Tabi bu biraz yaşanması gereken bir çelişki. Eğer bu seri sadece DC çoklu evreninin iki devi ile alakalı olsa, bu sefer de “E abi tamam da, bilmem ne bilmem ne konuları hiç cevaplanmadı…” diye eleştiri yapıyor olabilirdik.

Burada objektif kalacağımı düşündüğüm tek durum, Grail ile Myrina Black’in hikayenin zayıf karakterleri olmaları. Sonradan yaratılan, daha önce tanımadığımız bu kişilerin, bir anda böyle bir serinin ana karakterleri haline gelmesi, hatta bu ikilinin neredeyse Darkseid’dan daha çok rol oynaması, bence pek mantıklı değil.

 

Aynı şekilde, kafa karıştırıcı bazı meseleler de var. DC Evreni’nin “yapısına” göre, ve örneğin, son yayınladıkları Multiversity serisindeki haritalara göre, DC Multiverse’ü içinde yalnızca bir Darkseid, yalnızca bir Apokalips olması gerekiyor. Bu seride gördüğümüz pek çok şey ise, Earth 2 kapsamında bu karakterler hakkında gördüklerimiz ile çelişiyor. Bunun spesifik bir açıklaması, net bir cevabı var mı; bu soru “evren devamlılığı geekleri” hariç herhangi birini ilgilendirir mi, bilmiyorum, ama bence dikkat çekilmesi gereken ilginç bir nokta.

Yine kişisel kafa karışıklığı yaşadığım noktalardan bir başkası ise yayın formatı. Daha önce birkaç yerde söylediğim gibi, ben kendi “ana serisi olmayan”, kendi içinde devam eden eski usül event’leri seviyorum. Ancak Darkseid War gibi bir hikayenin bu şekilde sunulması da belli açılardan tuhaf.

Örneğin, Trinity War, yine çeşitli seriler üzerinden ilerleyen bir crossover, ve Forever Evil’a yol açıyor. Forever Evil’ın, uzun vadede, yalnızca Anti – Monitor’e bir giriş olduğunu öğreniyoruz. Ancak Forever Evil kendi içinde ana serisi olan bir seriyken, Anti – Monitor’u getiren seri, Justice League dergisi içinde veriliyor.

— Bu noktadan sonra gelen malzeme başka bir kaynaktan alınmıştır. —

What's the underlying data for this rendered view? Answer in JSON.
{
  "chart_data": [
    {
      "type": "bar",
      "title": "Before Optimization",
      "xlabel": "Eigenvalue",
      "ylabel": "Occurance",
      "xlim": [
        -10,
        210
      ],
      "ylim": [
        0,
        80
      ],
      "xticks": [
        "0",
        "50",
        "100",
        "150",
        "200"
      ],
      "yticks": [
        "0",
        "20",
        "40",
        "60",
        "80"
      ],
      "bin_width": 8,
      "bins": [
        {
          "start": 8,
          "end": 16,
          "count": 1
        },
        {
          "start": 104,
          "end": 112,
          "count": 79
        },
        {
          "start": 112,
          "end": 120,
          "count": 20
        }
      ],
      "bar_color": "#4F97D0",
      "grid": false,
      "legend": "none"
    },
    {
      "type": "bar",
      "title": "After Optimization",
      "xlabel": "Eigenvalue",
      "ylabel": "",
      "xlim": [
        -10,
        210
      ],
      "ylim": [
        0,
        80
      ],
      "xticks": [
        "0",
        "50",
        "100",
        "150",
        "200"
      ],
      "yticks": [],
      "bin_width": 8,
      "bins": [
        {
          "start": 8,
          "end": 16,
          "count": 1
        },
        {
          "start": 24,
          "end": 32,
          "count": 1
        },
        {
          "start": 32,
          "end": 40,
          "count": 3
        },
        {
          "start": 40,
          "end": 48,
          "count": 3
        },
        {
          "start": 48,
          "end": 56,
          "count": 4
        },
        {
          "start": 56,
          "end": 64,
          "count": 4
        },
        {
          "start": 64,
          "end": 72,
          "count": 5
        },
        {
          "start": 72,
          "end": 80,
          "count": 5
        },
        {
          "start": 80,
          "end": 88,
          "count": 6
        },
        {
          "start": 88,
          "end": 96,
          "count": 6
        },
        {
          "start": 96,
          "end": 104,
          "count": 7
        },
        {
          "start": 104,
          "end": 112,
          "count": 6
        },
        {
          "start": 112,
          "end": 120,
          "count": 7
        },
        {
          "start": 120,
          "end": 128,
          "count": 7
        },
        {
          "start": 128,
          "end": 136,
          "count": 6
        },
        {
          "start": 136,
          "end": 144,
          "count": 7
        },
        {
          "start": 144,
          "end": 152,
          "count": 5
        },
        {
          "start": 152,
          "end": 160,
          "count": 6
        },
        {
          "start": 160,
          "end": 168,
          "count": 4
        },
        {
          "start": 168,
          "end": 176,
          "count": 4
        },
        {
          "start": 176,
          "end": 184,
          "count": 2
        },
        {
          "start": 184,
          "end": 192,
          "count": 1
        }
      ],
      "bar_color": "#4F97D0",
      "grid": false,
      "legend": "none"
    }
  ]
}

Keza Convergence sırasında yaşanan olayları gözlemlerken Anti – Monitor ile Metron arasında geçen bir konuşma var:

Daha sonra yaşanacak olayların önemini, ve “Convergence’ın önemsizliğini” vurgulayan bu cümle tamam; ama o zaman neden Convergence’ın kendi serisi var, Darkseid War’un yok?

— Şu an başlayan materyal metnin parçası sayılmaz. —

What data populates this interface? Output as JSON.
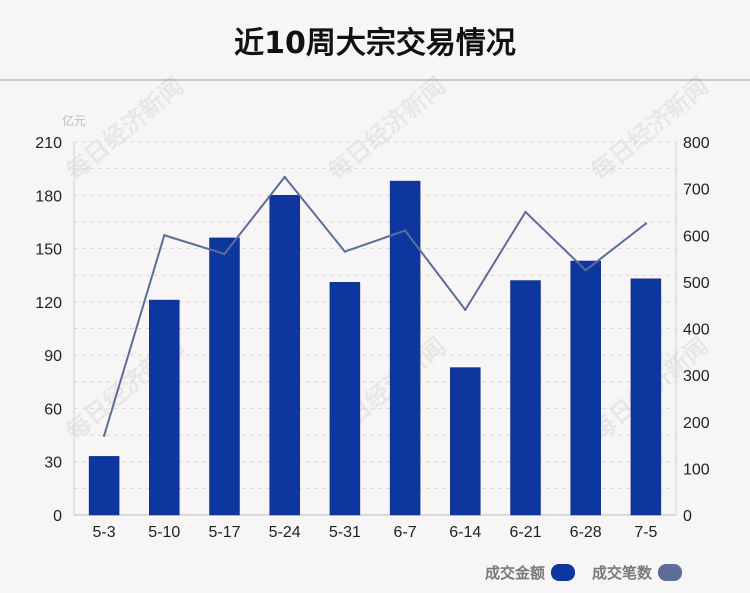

Dediğim gibi, kişisel tercih açısından, bence böyle olması daha iyi. Ama belli açılardan da mantıksız bir durum olduğu ortada.

Bunun bir olası açıklaması, ve benim seriyle ilgili son kez tekrar etmek istediğim şey, Darkseid War’un Justice League’in son sayıları olması. “JL Finali”nin, bir hikayeye ayrılabilecek en üst noktalardan bir tanesi olarak görülmesi imkansız değil, ve yazının başından beri değindiğim gibi, Geoff Johns’un buradaki asıl başarısı da elli sayı boyunca yazdığı seriyi tatmin edici bir sona ulaştırması.

Bir tarafta bir dönemi bitirirken, diğer tarafta gelecek hikayelere açık kapı bırakmak, ve bunu geçmişten fazla soru işareti bırakmadan yapmak, herhalde elli sayılık bir sürecin en tatmin edici “finallerinden” biri olmalı.